I loved listening to Susan Cain’s conversation with Rich Roll this week. They discussed not only the topic of Cain’s previous book Quiet (woah, personal blog blast from the past, 2013), but also, befitting the season, her new book, Bittersweet, and the “great ache that binds us”. This and her TED talk (and, oh, probably her book as well, right?), masterfully uncover the riches of longing, ache, the pain that makes us human but somehow can also seems so beautiful.
Afraid of the Dark
Cain in her talk mentioned how we as a culture are afraid of the dark, and this theme seemed to run deep as Maria Popova surfaced her findings on the topic from the writing of Henry Beston from 1928.
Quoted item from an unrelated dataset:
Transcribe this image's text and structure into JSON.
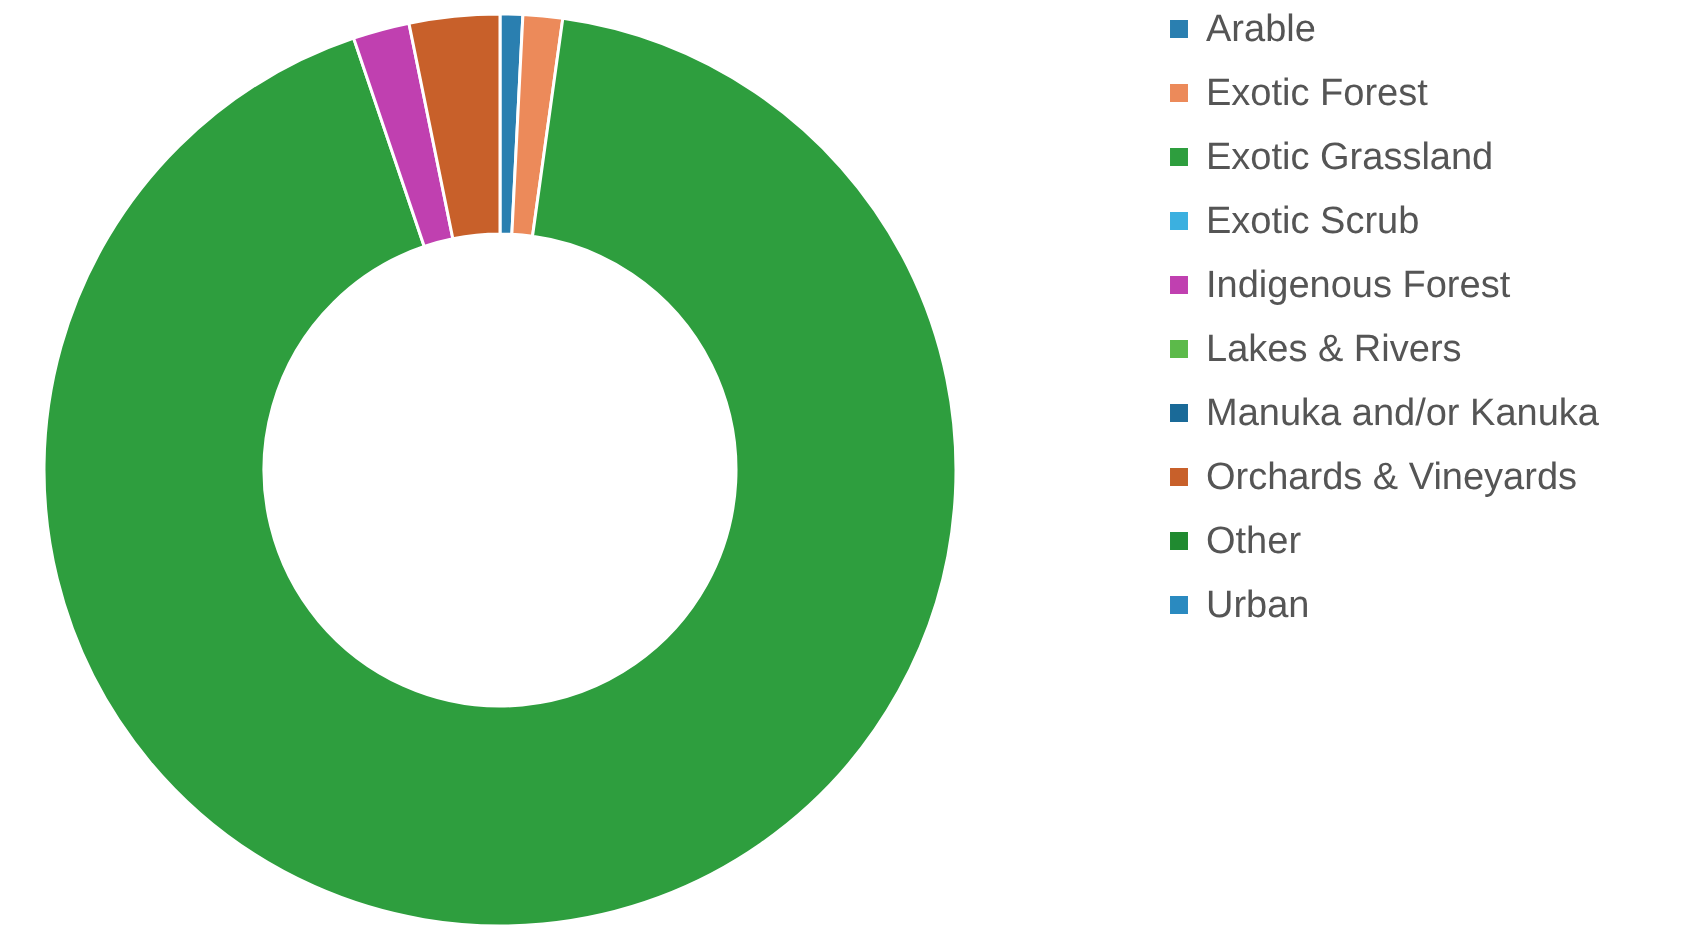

Learn to reverence night and to put away the vulgar fear of it, for, with the banishment of night from the experience of man, there vanishes as well a religious emotion, a poetic mood, which gives depth to the adventure of humanity.Henry Beston, The Outermost House: A Year of Life on the Great Beach of Cape Cod
Night is approaching quickly, and soon we will again commemorate the longest night with our annual Longest Night Run, so thoughts of darkness fill the autumn air daily as I watch the stars on my morning runs, and again while walking the dog in the evening.
Maybe this is the season to listen to those creatures of the night, to rest in the stillness ushered in by dark, sit with our inner voices of longing, or hum along to a deep song, or share quiet moments around a warm fire. This really is a deep season, isn’t it?
Thanks for looking out the window with me. What’s the view from yours?